In California’s Central Valley, most places will hit 90 degrees on Tuesday, but the real heat starts Wednesday — widespread temperatures between 100 and 105 will be the story for places like Redding, Sacramento and Fresno, where excessive-heat warnings are in effect. On Thursday, highs could flirt with 110 degrees, with temperatures approaching 110 on Friday and Saturday. Sacramento could establish a record Thursday by as much as 7 degrees.

It’s not just the desert Southwest and California’s inland valleys that are baking. Extreme heat has surged through the Rockies and Intermountain West, reaching as far north as Saskatchewan and Alberta, Canada.

Billings, Mont., is forecast to hit its highest temperature ever recorded on Tuesday — an astonishing 109 degrees. The city has only reached 108 degrees once before on July 14, 2002.

“PLEASE stay safe from the heat today and be careful not to spark a fire!” wrote the Billings Weather Service office.

Nearby Helena hit 104 degrees, setting a June record. The average high for the date is 74 degrees.

Casper, Wyo., is aiming for 102 degrees Tuesday. Salt Lake City, which hit 102 degrees on Saturday and spiked to 103 on Monday, could come close to tying or breaking the June record of 105 degrees as the mercury continues to soar on Tuesday.

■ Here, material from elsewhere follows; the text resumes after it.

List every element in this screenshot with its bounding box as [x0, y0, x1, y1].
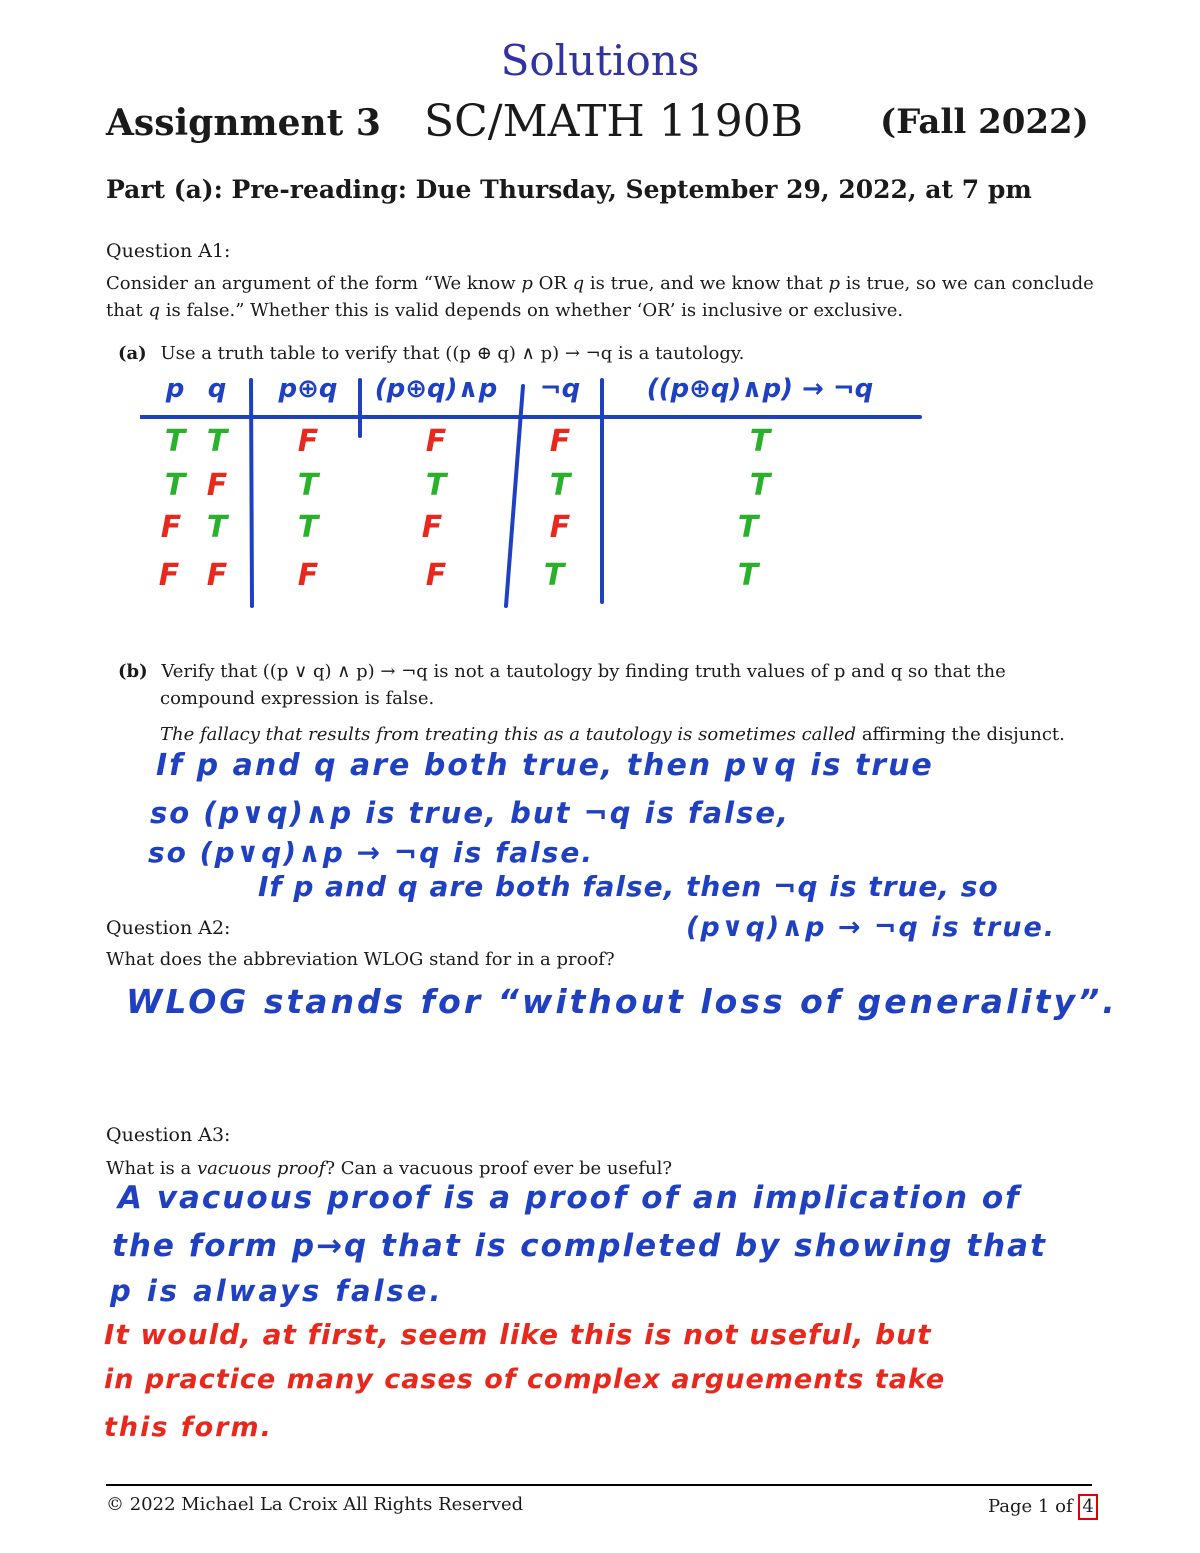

Monday’s high was also the earliest 103-degree reading on record in the Utah capital, where most years don’t see temperatures so high.

The heat should relent some later in the week across the northern Rockies, but will continue in full force across the Southwest.

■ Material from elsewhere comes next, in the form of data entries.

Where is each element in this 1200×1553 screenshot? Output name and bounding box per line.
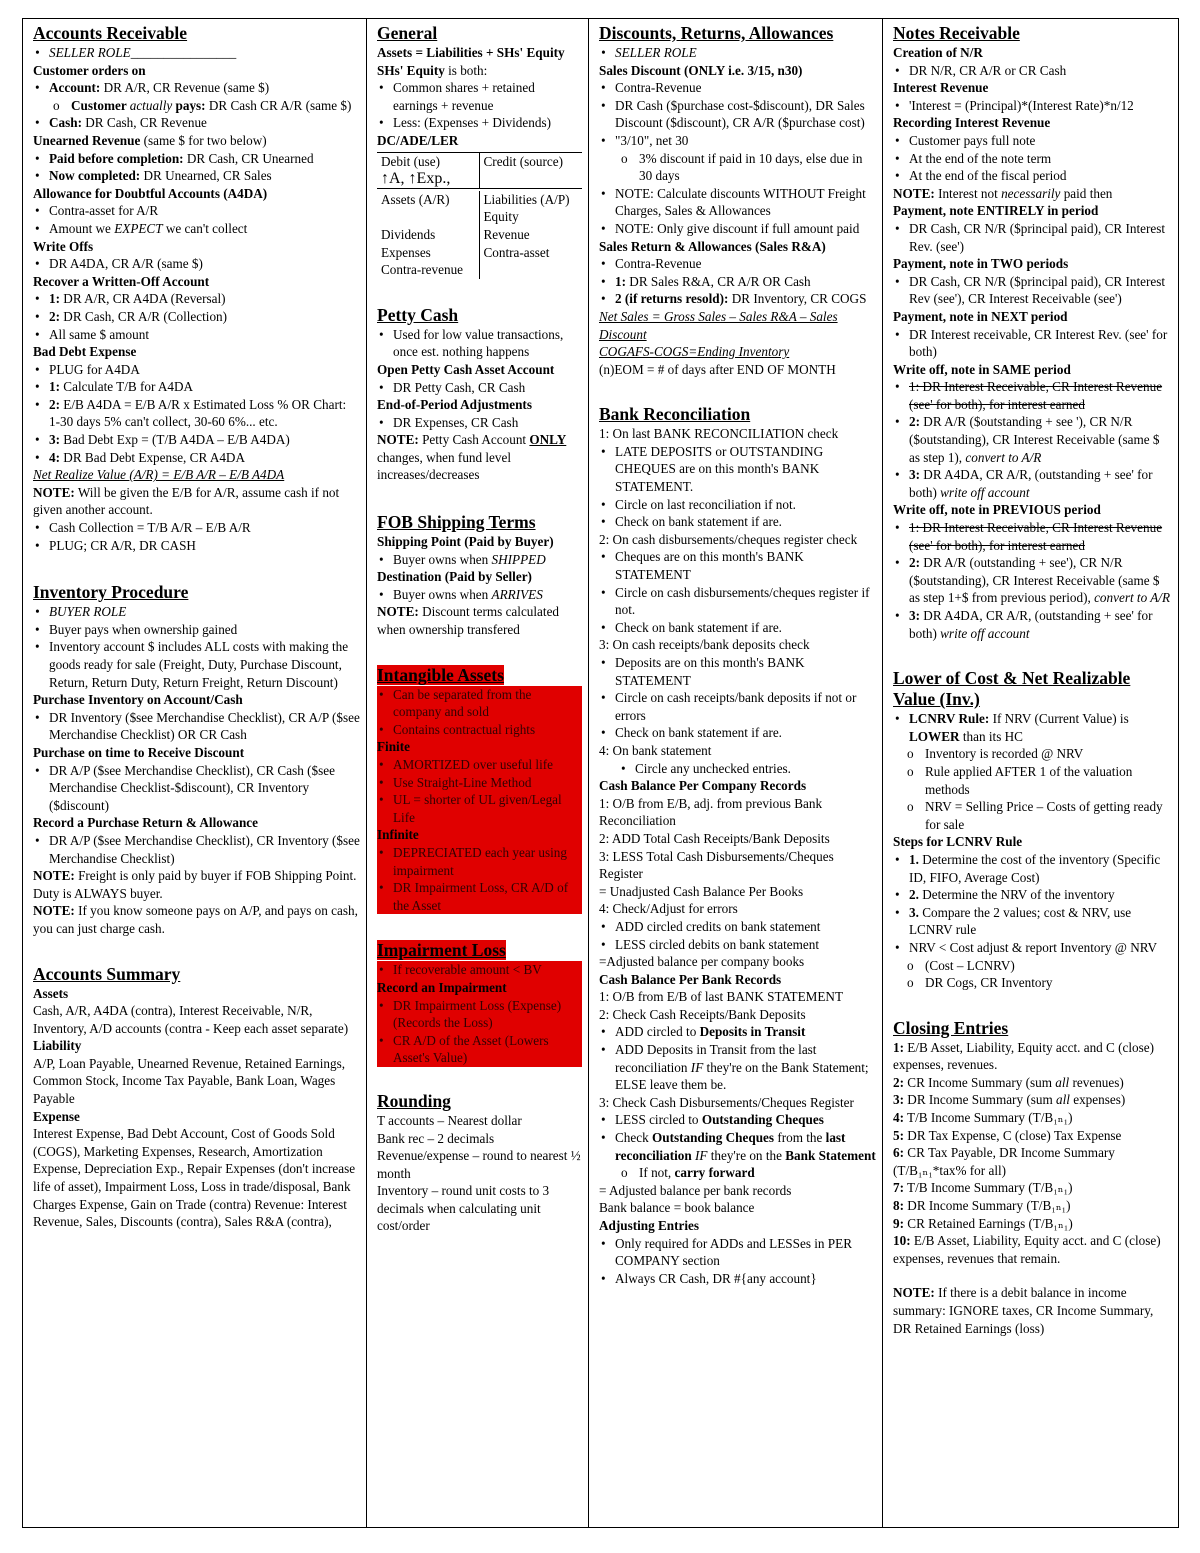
list-item: • DR A/P ($see Merchandise Checklist), CR Inventory ($see Merchandise Checklist): [49, 832, 360, 867]
closing-step: 3: DR Income Summary (sum all expenses): [893, 1092, 1126, 1108]
list-item: • 2. Determine the NRV of the inventory: [909, 886, 1172, 904]
list-item: • Inventory account $ includes ALL costs with making the goods ready for sale (Freight, Duty, Purchase Discount, Return, Return Duty, Return Freight, Return Discount): [49, 638, 360, 691]
list-item: • Common shares + retained earnings + revenue: [393, 79, 582, 114]
closing-note: NOTE: If there is a debit balance in income summary: IGNORE taxes, CR Income Summary, DR Retained Earnings (loss): [893, 1285, 1154, 1336]
recover-heading: Recover a Written-Off Account: [33, 273, 210, 289]
closing-step: 8: DR Income Summary (T/B₁ₙ₁): [893, 1198, 1071, 1214]
list-item: o If not, carry forward: [639, 1164, 876, 1182]
list-item: • Only required for ADDs and LESSes in PER COMPANY section: [615, 1235, 876, 1270]
list-item: • DR A4DA, CR A/R (same $): [49, 255, 360, 273]
list-item: • 3: DR A4DA, CR A/R, (outstanding + see' for both) write off account: [909, 607, 1172, 642]
br-step-3: 3: On cash receipts/bank deposits check: [599, 637, 810, 653]
list-item: o NRV = Selling Price – Costs of getting ready for sale: [925, 798, 1172, 833]
list-item: o Rule applied AFTER 1 of the valuation methods: [925, 763, 1172, 798]
list-item: • Customer pays full note: [909, 132, 1172, 150]
assets-heading: Assets: [33, 985, 69, 1001]
list-item: • Buyer owns when SHIPPED: [393, 551, 582, 569]
cash-balance-company-heading: Cash Balance Per Company Records: [599, 778, 807, 794]
seller-role: • SELLER ROLE________________: [49, 44, 360, 62]
list-item: • 2: E/B A4DA = E/B A/R x Estimated Loss % OR Chart: 1-30 days 5% can't collect, 30-60 6%... etc.: [49, 396, 360, 431]
list-item: • Contains contractual rights: [393, 721, 582, 739]
adjusted-company-balance: =Adjusted balance per company books: [599, 954, 805, 970]
list-item: • 2: DR A/R ($outstanding + see '), CR N/R ($outstanding), CR Interest Receivable (same $ as step 1), convert to A/R: [909, 413, 1172, 466]
write-offs-heading: Write Offs: [33, 238, 94, 254]
unearned-revenue-heading: Unearned Revenue (same $ for two below): [33, 132, 267, 148]
list-item: • DR Cash, CR N/R ($principal paid), CR Interest Rev (see'), CR Interest Receivable (see'): [909, 273, 1172, 308]
customer-orders-heading: Customer orders on: [33, 62, 146, 78]
dc-ade-ler-heading: DC/ADE/LER: [377, 132, 459, 148]
company-records-steps: 1: O/B from E/B, adj. from previous Bank Reconciliation 2: ADD Total Cash Receipts/Bank Deposits 3: LESS Total Cash Disbursements/Cheques Register = Unadjusted Cash Balance Per Books 4: Check/Adjust for errors: [599, 795, 834, 917]
payment-two-periods-heading: Payment, note in TWO periods: [893, 256, 1069, 272]
infinite-heading: Infinite: [377, 827, 419, 843]
list-item: • PLUG; CR A/R, DR CASH: [49, 537, 360, 555]
list-item: • Contra-asset for A/R: [49, 202, 360, 220]
column-2: [367, 19, 589, 1527]
closing-step: 7: T/B Income Summary (T/B₁ₙ₁): [893, 1180, 1073, 1196]
discounts-title: Discounts, Returns, Allowances: [599, 23, 834, 43]
closing-step: 6: CR Tax Payable, DR Income Summary (T/B₁ₙ₁*tax% for all): [893, 1145, 1115, 1178]
list-item: • DR A/P ($see Merchandise Checklist), CR Cash ($see Merchandise Checklist-$discount), CR Inventory ($discount): [49, 762, 360, 815]
list-item: • LATE DEPOSITS or OUTSTANDING CHEQUES are on this month's BANK STATEMENT.: [615, 443, 876, 496]
list-item: • 2 (if returns resold): DR Inventory, CR COGS: [615, 290, 876, 308]
list-item: • Deposits are on this month's BANK STATEMENT: [615, 654, 876, 689]
petty-cash-title: Petty Cash: [377, 304, 459, 325]
sales-discount-heading: Sales Discount (ONLY i.e. 3/15, n30): [599, 62, 803, 78]
purchase-on-account-heading: Purchase Inventory on Account/Cash: [33, 692, 243, 708]
list-item: • 1: DR Sales R&A, CR A/R OR Cash: [615, 273, 876, 291]
list-item: • Circle on cash disbursements/cheques register if not.: [615, 584, 876, 619]
impairment-loss-title: Impairment Loss: [377, 940, 506, 961]
net-sales-formula: Net Sales = Gross Sales – Sales R&A – Sales Discount: [599, 308, 838, 342]
list-item: • CR A/D of the Asset (Lowers Asset's Value): [393, 1032, 582, 1067]
impairment-loss-section: [377, 940, 582, 1067]
list-item: • 4: DR Bad Debt Expense, CR A4DA: [49, 449, 360, 467]
list-item: • Contra-Revenue: [615, 255, 876, 273]
list-item: • At the end of the note term: [909, 150, 1172, 168]
liability-heading: Liability: [33, 1038, 82, 1054]
lcnrv-steps-heading: Steps for LCNRV Rule: [893, 834, 1023, 850]
bad-debt-heading: Bad Debt Expense: [33, 344, 137, 360]
accounts-receivable-title: Accounts Receivable: [33, 23, 188, 43]
list-item: • Circle any unchecked entries.: [635, 760, 876, 778]
closing-step: 2: CR Income Summary (sum all revenues): [893, 1074, 1124, 1090]
lcnrv-title: Lower of Cost & Net Realizable Value (Inv.): [893, 668, 1131, 710]
ar-note: NOTE: Will be given the E/B for A/R, assume cash if not given another account.: [33, 484, 340, 518]
column-4: [883, 19, 1178, 1527]
list-item: • 1: DR Interest Receivable, CR Interest Revenue (see' for both), for interest earned: [909, 378, 1172, 413]
debit-increase: ↑A, ↑Exp.,: [381, 170, 451, 188]
inventory-procedure-title: Inventory Procedure: [33, 582, 189, 603]
expense-list: Interest Expense, Bad Debt Account, Cost of Goods Sold (COGS), Marketing Expenses, Research, Amortization Expense, Depreciation Exp., Repair Expenses (don't increase life of asset), Impairment Loss, Loss in trade/disposal, Bank Charges Expense, Gain on Trade (contra) Revenue: Interest Revenue, Sales, Discounts (contra), Sales R&A (contra),: [33, 1126, 356, 1230]
credit-label: Credit (source): [483, 153, 563, 169]
list-item: • 1: DR Interest Receivable, CR Interest Revenue (see' for both), for interest earned: [909, 519, 1172, 554]
cash-balance-bank-heading: Cash Balance Per Bank Records: [599, 971, 782, 987]
list-item: • BUYER ROLE: [49, 603, 360, 621]
list-item: • LCNRV Rule: If NRV (Current Value) is LOWER than its HC o Inventory is recorded @ NRV o Rule applied AFTER 1 of the valuation methods o NRV = Selling Price – Costs of getting ready for sale: [909, 710, 1172, 833]
list-item: • Contra-Revenue: [615, 79, 876, 97]
list-item: • SELLER ROLE: [615, 44, 876, 62]
list-item: • Circle on last reconciliation if not.: [615, 496, 876, 514]
closing-step: 5: DR Tax Expense, C (close) Tax Expense: [893, 1127, 1122, 1143]
list-item: • Account: DR A/R, CR Revenue (same $) o Customer actually pays: DR Cash CR A/R (same $): [49, 79, 360, 114]
list-item: • Cheques are on this month's BANK STATEMENT: [615, 548, 876, 583]
bank-reconciliation-title: Bank Reconciliation: [599, 404, 751, 425]
list-item: • Paid before completion: DR Cash, CR Unearned: [49, 150, 360, 168]
accounts-summary-title: Accounts Summary: [33, 963, 181, 984]
list-item: • 'Interest = (Principal)*(Interest Rate)*n/12: [909, 97, 1172, 115]
list-item: o DR Cogs, CR Inventory: [925, 974, 1172, 992]
petty-cash-note: NOTE: Petty Cash Account ONLY changes, when fund level increases/decreases: [377, 432, 567, 483]
list-item: • Buyer pays when ownership gained: [49, 621, 360, 639]
list-item: • Circle on cash receipts/bank deposits if not or errors: [615, 689, 876, 724]
recording-interest-heading: Recording Interest Revenue: [893, 115, 1051, 131]
list-item: • Can be separated from the company and sold: [393, 686, 582, 721]
list-item: • DR Cash ($purchase cost-$discount), DR Sales Discount ($discount), CR A/R ($purchase cost): [615, 97, 876, 132]
closing-step: 4: T/B Income Summary (T/B₁ₙ₁): [893, 1110, 1073, 1126]
list-item: • If recoverable amount < BV: [393, 961, 582, 979]
accounting-equation: Assets = Liabilities + SHs' Equity: [377, 45, 565, 60]
list-item: • DR Inventory ($see Merchandise Checklist), CR A/P ($see Merchandise Checklist) OR CR Cash: [49, 709, 360, 744]
cogafs-formula: COGAFS-COGS=Ending Inventory: [599, 344, 790, 360]
payment-next-period-heading: Payment, note in NEXT period: [893, 308, 1068, 324]
expense-heading: Expense: [33, 1108, 80, 1124]
list-item: • DR Interest receivable, CR Interest Rev. (see' for both): [909, 326, 1172, 361]
open-petty-cash-heading: Open Petty Cash Asset Account: [377, 361, 555, 377]
list-item: • Use Straight-Line Method: [393, 774, 582, 792]
creation-heading: Creation of N/R: [893, 45, 983, 60]
br-step-1: 1: On last BANK RECONCILIATION check: [599, 426, 839, 442]
list-item: • DR Expenses, CR Cash: [393, 414, 582, 432]
cheat-sheet: [22, 18, 1179, 1528]
list-item: o (Cost – LCNRV): [925, 957, 1172, 975]
list-item: • Used for low value transactions, once est. nothing happens: [393, 326, 582, 361]
list-item: • DR Impairment Loss (Expense) (Records the Loss): [393, 997, 582, 1032]
purchase-return-heading: Record a Purchase Return & Allowance: [33, 815, 259, 831]
list-item: • All same $ amount: [49, 326, 360, 344]
bank-records-steps: 1: O/B from E/B of last BANK STATEMENT 2: Check Cash Receipts/Bank Deposits: [599, 989, 843, 1022]
list-item: • NRV < Cost adjust & report Inventory @ NRV o (Cost – LCNRV) o DR Cogs, CR Inventory: [909, 939, 1172, 992]
list-item: o Inventory is recorded @ NRV: [925, 745, 1172, 763]
list-item: • Buyer owns when ARRIVES: [393, 586, 582, 604]
list-item: • Check on bank statement if are.: [615, 724, 876, 742]
list-item: • AMORTIZED over useful life: [393, 756, 582, 774]
closing-entries-title: Closing Entries: [893, 1017, 1009, 1038]
list-item: • DR Impairment Loss, CR A/D of the Asset: [393, 879, 582, 914]
list-item: • LESS circled debits on bank statement: [615, 936, 876, 954]
rounding-title: Rounding: [377, 1090, 451, 1111]
inventory-note-2: NOTE: If you know someone pays on A/P, and pays on cash, you can just charge cash.: [33, 903, 358, 936]
br-step-2: 2: On cash disbursements/cheques register check: [599, 531, 858, 547]
nrv-formula: Net Realize Value (A/R) = E/B A/R – E/B A4DA: [33, 467, 285, 483]
list-item: • NOTE: Only give discount if full amount paid: [615, 220, 876, 238]
record-impairment-heading: Record an Impairment: [377, 979, 507, 995]
debit-credit-table: [377, 152, 582, 189]
column-1: [23, 19, 367, 1527]
debit-accounts: Assets (A/R) Dividends Expenses Contra-revenue: [377, 191, 480, 279]
debit-credit-accounts: [377, 191, 582, 279]
notes-receivable-title: Notes Receivable: [893, 23, 1020, 43]
br-step-4: 4: On bank statement: [599, 742, 712, 758]
list-item: • Check on bank statement if are.: [615, 513, 876, 531]
interest-note: NOTE: Interest not necessarily paid then: [893, 185, 1113, 201]
shipping-point-heading: Shipping Point (Paid by Buyer): [377, 534, 554, 550]
list-item: • At the end of the fiscal period: [909, 167, 1172, 185]
write-off-same-heading: Write off, note in SAME period: [893, 361, 1071, 377]
general-title: General: [377, 23, 438, 43]
credit-accounts: Liabilities (A/P) Equity Revenue Contra-asset: [483, 191, 570, 260]
eom-definition: (n)EOM = # of days after END OF MONTH: [599, 361, 836, 377]
list-item: • Check on bank statement if are.: [615, 619, 876, 637]
list-item: • Check Outstanding Cheques from the last reconciliation IF they're on the Bank Statement o If not, carry forward: [615, 1129, 876, 1182]
purchase-on-time-heading: Purchase on time to Receive Discount: [33, 744, 245, 760]
rounding-text: T accounts – Nearest dollar Bank rec – 2 decimals Revenue/expense – round to nearest ½ month Inventory – round unit costs to 3 decimals when calculating unit cost/order: [377, 1112, 581, 1234]
list-item: • UL = shorter of UL given/Legal Life: [393, 791, 582, 826]
list-item: • Less: (Expenses + Dividends): [393, 114, 582, 132]
closing-step: 10: E/B Asset, Liability, Equity acct. and C (close) expenses, revenues that remain.: [893, 1233, 1161, 1266]
write-off-previous-heading: Write off, note in PREVIOUS period: [893, 502, 1101, 518]
list-item: • Cash: DR Cash, CR Revenue: [49, 114, 360, 132]
debit-label: Debit (use): [381, 153, 440, 169]
finite-heading: Finite: [377, 739, 410, 755]
list-item: • ADD circled to Deposits in Transit: [615, 1023, 876, 1041]
fob-note: NOTE: Discount terms calculated when ownership transfered: [377, 604, 560, 638]
payment-entirely-heading: Payment, note ENTIRELY in period: [893, 203, 1099, 219]
list-item: • NOTE: Calculate discounts WITHOUT Freight Charges, Sales & Allowances: [615, 185, 876, 220]
bank-records-step-3: 3: Check Cash Disbursements/Cheques Register: [599, 1094, 854, 1110]
column-3: [589, 19, 883, 1527]
sales-return-heading: Sales Return & Allowances (Sales R&A): [599, 238, 826, 254]
list-item: • Cash Collection = T/B A/R – E/B A/R: [49, 519, 360, 537]
sh-equity-line: SHs' Equity is both:: [377, 62, 488, 78]
list-item: • 2: DR A/R (outstanding + see'), CR N/R ($outstanding), CR Interest Receivable (same $ as step 1+$ from previous period), convert to A/R: [909, 554, 1172, 607]
list-item: • 1: DR A/R, CR A4DA (Reversal): [49, 290, 360, 308]
adjusting-entries-heading: Adjusting Entries: [599, 1218, 700, 1233]
intangible-assets-section: [377, 665, 582, 915]
list-item: • 1. Determine the cost of the inventory (Specific ID, FIFO, Average Cost): [909, 851, 1172, 886]
liability-list: A/P, Loan Payable, Unearned Revenue, Retained Earnings, Common Stock, Income Tax Payable, Bank Loan, Wages Payable: [33, 1055, 346, 1107]
end-of-period-heading: End-of-Period Adjustments: [377, 397, 532, 413]
adjusted-bank-balance: = Adjusted balance per bank records Bank balance = book balance: [599, 1182, 792, 1216]
closing-step: 9: CR Retained Earnings (T/B₁ₙ₁): [893, 1215, 1073, 1231]
closing-step: 1: E/B Asset, Liability, Equity acct. and C (close) expenses, revenues.: [893, 1039, 1155, 1073]
fob-title: FOB Shipping Terms: [377, 512, 536, 533]
list-item: • PLUG for A4DA: [49, 361, 360, 379]
a4da-heading: Allowance for Doubtful Accounts (A4DA): [33, 185, 268, 201]
list-item: • Amount we EXPECT we can't collect: [49, 220, 360, 238]
list-item: • 1: Calculate T/B for A4DA: [49, 378, 360, 396]
assets-list: Cash, A/R, A4DA (contra), Interest Receivable, N/R, Inventory, A/D accounts (contra - Keep each asset separate): [33, 1003, 349, 1036]
list-item: • LESS circled to Outstanding Cheques: [615, 1111, 876, 1129]
list-item: • 2: DR Cash, CR A/R (Collection): [49, 308, 360, 326]
list-item: • Always CR Cash, DR #{any account}: [615, 1270, 876, 1288]
list-item: • Now completed: DR Unearned, CR Sales: [49, 167, 360, 185]
list-item: • ADD Deposits in Transit from the last reconciliation IF they're on the Bank Statement; ELSE leave them be.: [615, 1041, 876, 1094]
list-item: o 3% discount if paid in 10 days, else due in 30 days: [639, 150, 876, 185]
list-item: • DR Cash, CR N/R ($principal paid), CR Interest Rev. (see'): [909, 220, 1172, 255]
list-item: • 3: DR A4DA, CR A/R, (outstanding + see' for both) write off account: [909, 466, 1172, 501]
destination-heading: Destination (Paid by Seller): [377, 569, 532, 585]
list-item: • ADD circled credits on bank statement: [615, 918, 876, 936]
interest-revenue-heading: Interest Revenue: [893, 80, 989, 96]
inventory-note-1: NOTE: Freight is only paid by buyer if FOB Shipping Point. Duty is ALWAYS buyer.: [33, 868, 357, 901]
list-item: • 3: Bad Debt Exp = (T/B A4DA – E/B A4DA): [49, 431, 360, 449]
list-item: • DR Petty Cash, CR Cash: [393, 379, 582, 397]
list-item: • "3/10", net 30 o 3% discount if paid in 10 days, else due in 30 days: [615, 132, 876, 185]
list-item: • DR N/R, CR A/R or CR Cash: [909, 62, 1172, 80]
list-item: o Customer actually pays: DR Cash CR A/R (same $): [71, 97, 360, 115]
list-item: • DEPRECIATED each year using impairment: [393, 844, 582, 879]
list-item: • 3. Compare the 2 values; cost & NRV, use LCNRV rule: [909, 904, 1172, 939]
intangible-assets-title: Intangible Assets: [377, 664, 504, 685]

Meanwhile, the temperatures are sparking serious wildfire concerns, the heat drying out the ground and providing a breeding ground for speedy fire growth. A number of small brushfires and wildfires have cropped up in Southern California due to offshore winds, extreme temperatures and low relative humidity. The worst fire weather there is expected Wednesday.

Red-flag warnings for high fire danger blanket much of the western United States.

“The low levels will remain fairly dry and thunderstorms will produce little in the way of precipitation, which also increases the concern for producing new fire starts,” cautioned the Weather Service in Las Vegas. Atmospheric profiles will also favor erratic winds with any dry thunderstorm that develops.

In the more-distant future, the ongoing heat will exacerbate fire risk across the West this autumn, since the hot temperatures lead to more evaporation and sap the ground and vegetation of moisture. That drop-off in humidity also makes it easier to achieve higher temperatures, which in turn reinforce the drought. It’s a cycle that is difficult to break out of that has already brought extreme or exceptional drought to nearly 55 percent of the region. Desperate public officials in Utah have been leading prayers for rainfall.

Lake Mead, the nation’s largest reservoir located in Nevada and Arizona, dipped to its lowest level on record last week and is projected to fall further due to the heat-drought double-whammy.

The frequency and intensity of heat events, tied to sprawling areas of high pressure colloquially known as heat domes, have been linked to human-induced climate change. While events like this aren’t caused by climate change, they are intensified by it, their magnitudes becoming markedly more severe.